La formation de l'OTAN

La formation de l'OTAN
L'origine de l'O.T.A.N. ou organisation de traité d'Atlantique nord remonte au traité de Bruxelles, conclu en 1948 entre la Grande-Bretagne, la France, la Belgique, les Pays-Bas et le Luxembourg, par lequel ces pays s'engagent à s'aider mutuellement en cas de guerre. L'O.T.A.N. nait le 4 avril 1949 pendant que le blocus de Berlin continue et il réunit douze pays membre : la Belgique, le Canada, le Danemark, la France, la Grande-Bretagne, l'Islande, l'Italie, le Luxembourg, la Norvège, les Pays-Bas, le Portugal et les Etats-Unis.

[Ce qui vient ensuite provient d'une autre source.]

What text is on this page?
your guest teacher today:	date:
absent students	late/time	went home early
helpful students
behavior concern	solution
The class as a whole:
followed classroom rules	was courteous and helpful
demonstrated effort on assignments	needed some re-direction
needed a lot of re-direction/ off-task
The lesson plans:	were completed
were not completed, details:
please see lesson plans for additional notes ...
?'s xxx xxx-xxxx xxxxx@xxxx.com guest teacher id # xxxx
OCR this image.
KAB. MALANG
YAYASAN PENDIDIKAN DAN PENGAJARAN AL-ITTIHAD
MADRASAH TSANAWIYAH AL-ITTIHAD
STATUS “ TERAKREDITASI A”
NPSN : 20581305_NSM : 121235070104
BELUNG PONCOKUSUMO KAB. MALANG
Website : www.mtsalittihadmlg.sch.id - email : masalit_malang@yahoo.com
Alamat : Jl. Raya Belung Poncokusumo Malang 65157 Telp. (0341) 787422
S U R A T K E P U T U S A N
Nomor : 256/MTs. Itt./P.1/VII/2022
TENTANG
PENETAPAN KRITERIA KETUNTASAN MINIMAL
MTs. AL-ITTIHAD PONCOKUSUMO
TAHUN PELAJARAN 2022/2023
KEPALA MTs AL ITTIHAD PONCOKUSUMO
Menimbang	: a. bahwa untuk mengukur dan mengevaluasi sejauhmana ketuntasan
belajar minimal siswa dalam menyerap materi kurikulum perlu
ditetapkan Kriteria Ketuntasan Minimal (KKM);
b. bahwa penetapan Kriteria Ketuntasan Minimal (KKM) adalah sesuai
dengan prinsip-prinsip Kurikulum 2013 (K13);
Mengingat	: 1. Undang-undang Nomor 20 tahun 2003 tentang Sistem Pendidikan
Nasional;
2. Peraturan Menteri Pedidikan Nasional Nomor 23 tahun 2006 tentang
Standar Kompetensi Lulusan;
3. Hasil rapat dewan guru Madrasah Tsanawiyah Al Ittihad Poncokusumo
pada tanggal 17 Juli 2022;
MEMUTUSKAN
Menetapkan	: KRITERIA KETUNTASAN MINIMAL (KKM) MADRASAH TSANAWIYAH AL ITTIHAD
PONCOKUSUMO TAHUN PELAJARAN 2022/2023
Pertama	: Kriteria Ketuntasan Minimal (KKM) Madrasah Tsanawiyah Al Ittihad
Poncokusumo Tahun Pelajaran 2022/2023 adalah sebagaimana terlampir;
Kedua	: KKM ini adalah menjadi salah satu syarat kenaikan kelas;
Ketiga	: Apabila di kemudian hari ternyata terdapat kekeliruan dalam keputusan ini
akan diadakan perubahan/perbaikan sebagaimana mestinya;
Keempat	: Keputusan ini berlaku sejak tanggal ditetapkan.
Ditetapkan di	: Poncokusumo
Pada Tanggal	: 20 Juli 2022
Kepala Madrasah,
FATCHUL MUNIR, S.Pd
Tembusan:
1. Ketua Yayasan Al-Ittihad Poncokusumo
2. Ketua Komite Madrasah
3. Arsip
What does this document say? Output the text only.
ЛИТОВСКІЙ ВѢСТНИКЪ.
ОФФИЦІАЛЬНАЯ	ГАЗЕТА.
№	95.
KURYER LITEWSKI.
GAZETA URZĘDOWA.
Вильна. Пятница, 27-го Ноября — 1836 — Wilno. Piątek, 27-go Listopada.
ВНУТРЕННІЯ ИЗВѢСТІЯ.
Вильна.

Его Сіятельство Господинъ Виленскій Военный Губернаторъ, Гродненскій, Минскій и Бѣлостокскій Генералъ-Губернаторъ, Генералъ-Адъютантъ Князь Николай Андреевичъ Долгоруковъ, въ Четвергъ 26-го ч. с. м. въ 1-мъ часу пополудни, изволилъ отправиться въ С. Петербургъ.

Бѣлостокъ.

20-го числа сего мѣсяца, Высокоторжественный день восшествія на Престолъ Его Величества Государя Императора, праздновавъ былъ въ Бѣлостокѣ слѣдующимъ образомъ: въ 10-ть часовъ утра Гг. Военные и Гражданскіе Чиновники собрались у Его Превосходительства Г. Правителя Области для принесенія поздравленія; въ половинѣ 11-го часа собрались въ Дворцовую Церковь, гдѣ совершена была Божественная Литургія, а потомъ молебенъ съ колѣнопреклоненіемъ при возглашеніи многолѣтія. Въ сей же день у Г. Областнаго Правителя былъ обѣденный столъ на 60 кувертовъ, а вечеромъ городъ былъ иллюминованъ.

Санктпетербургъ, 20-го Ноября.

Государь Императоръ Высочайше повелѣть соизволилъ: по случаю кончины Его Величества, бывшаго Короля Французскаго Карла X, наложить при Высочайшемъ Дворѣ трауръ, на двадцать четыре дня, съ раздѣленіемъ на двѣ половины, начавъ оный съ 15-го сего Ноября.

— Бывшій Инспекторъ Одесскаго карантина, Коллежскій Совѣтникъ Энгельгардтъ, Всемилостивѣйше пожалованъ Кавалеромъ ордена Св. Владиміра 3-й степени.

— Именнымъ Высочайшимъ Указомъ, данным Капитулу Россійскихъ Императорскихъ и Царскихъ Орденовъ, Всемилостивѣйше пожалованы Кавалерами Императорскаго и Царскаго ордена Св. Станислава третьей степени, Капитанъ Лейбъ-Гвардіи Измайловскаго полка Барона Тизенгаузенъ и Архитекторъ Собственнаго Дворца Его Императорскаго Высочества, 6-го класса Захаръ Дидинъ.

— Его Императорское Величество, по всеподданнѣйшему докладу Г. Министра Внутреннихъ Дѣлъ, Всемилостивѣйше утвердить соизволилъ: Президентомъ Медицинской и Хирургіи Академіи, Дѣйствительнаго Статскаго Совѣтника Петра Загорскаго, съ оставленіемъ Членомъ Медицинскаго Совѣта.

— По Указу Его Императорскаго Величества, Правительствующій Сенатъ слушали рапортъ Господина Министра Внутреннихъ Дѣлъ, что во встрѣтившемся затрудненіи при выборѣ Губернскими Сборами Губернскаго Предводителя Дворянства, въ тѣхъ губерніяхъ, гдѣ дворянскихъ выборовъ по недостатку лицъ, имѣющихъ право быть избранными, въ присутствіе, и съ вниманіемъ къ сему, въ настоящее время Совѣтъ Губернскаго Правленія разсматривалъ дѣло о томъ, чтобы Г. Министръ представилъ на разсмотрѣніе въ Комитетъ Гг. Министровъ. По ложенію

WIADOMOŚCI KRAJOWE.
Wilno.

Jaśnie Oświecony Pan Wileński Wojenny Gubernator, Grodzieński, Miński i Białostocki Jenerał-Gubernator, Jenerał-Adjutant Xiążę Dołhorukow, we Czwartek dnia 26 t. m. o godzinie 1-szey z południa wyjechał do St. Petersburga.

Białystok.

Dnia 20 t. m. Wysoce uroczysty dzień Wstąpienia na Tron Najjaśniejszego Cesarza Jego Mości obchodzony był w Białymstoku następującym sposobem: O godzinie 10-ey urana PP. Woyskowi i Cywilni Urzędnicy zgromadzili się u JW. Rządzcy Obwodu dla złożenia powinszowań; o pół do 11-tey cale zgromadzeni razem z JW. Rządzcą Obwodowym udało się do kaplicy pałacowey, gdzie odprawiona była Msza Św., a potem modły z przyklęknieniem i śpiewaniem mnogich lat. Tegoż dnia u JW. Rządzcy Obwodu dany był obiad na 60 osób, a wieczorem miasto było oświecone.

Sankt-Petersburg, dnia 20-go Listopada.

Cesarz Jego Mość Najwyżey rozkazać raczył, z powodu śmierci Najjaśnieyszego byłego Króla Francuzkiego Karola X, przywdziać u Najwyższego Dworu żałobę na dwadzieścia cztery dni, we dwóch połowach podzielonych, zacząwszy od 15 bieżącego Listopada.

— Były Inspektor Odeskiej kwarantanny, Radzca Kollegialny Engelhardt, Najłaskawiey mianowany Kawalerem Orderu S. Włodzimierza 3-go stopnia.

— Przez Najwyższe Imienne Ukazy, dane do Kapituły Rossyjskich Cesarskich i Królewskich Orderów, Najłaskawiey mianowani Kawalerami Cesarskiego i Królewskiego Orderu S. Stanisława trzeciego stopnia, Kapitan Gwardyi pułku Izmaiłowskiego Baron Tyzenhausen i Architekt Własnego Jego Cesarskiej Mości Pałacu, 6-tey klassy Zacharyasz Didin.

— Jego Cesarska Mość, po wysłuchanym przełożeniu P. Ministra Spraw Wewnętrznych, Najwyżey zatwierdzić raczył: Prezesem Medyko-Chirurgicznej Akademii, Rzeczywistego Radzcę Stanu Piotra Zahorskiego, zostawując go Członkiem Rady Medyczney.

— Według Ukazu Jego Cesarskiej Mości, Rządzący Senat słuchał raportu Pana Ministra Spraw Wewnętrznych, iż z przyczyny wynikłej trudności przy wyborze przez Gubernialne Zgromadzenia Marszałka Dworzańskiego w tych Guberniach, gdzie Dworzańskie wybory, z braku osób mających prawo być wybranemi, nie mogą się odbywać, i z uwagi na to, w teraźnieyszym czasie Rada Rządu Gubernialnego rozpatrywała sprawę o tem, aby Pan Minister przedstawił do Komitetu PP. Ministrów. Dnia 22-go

L'élément principal est dans l'article 5 : il indique qu'une attaque contre un des pays membres serait considérée comme une attaque contre tous et que tous y réagirait. Un commandement militaire commun est constitué avec à sa tête un général Américain. Cet engagement est une étape importante dans le développement de la guerre froide, car il révèle l'attention toujours croissante portée par les Américains à la politique soviétique.

Le second événement important qui aggrave la situation est l'explosion de la première bombe atomique soviétique le 14 septembre 1949. Les Soviétiques n'ont pas encore les moyens d'envoyer une telle bombe sur les Etats-Unis, mais le fait qu'ils aient pu rattraper si vite leur retard sur les Américains provoque l'inquiétude générale.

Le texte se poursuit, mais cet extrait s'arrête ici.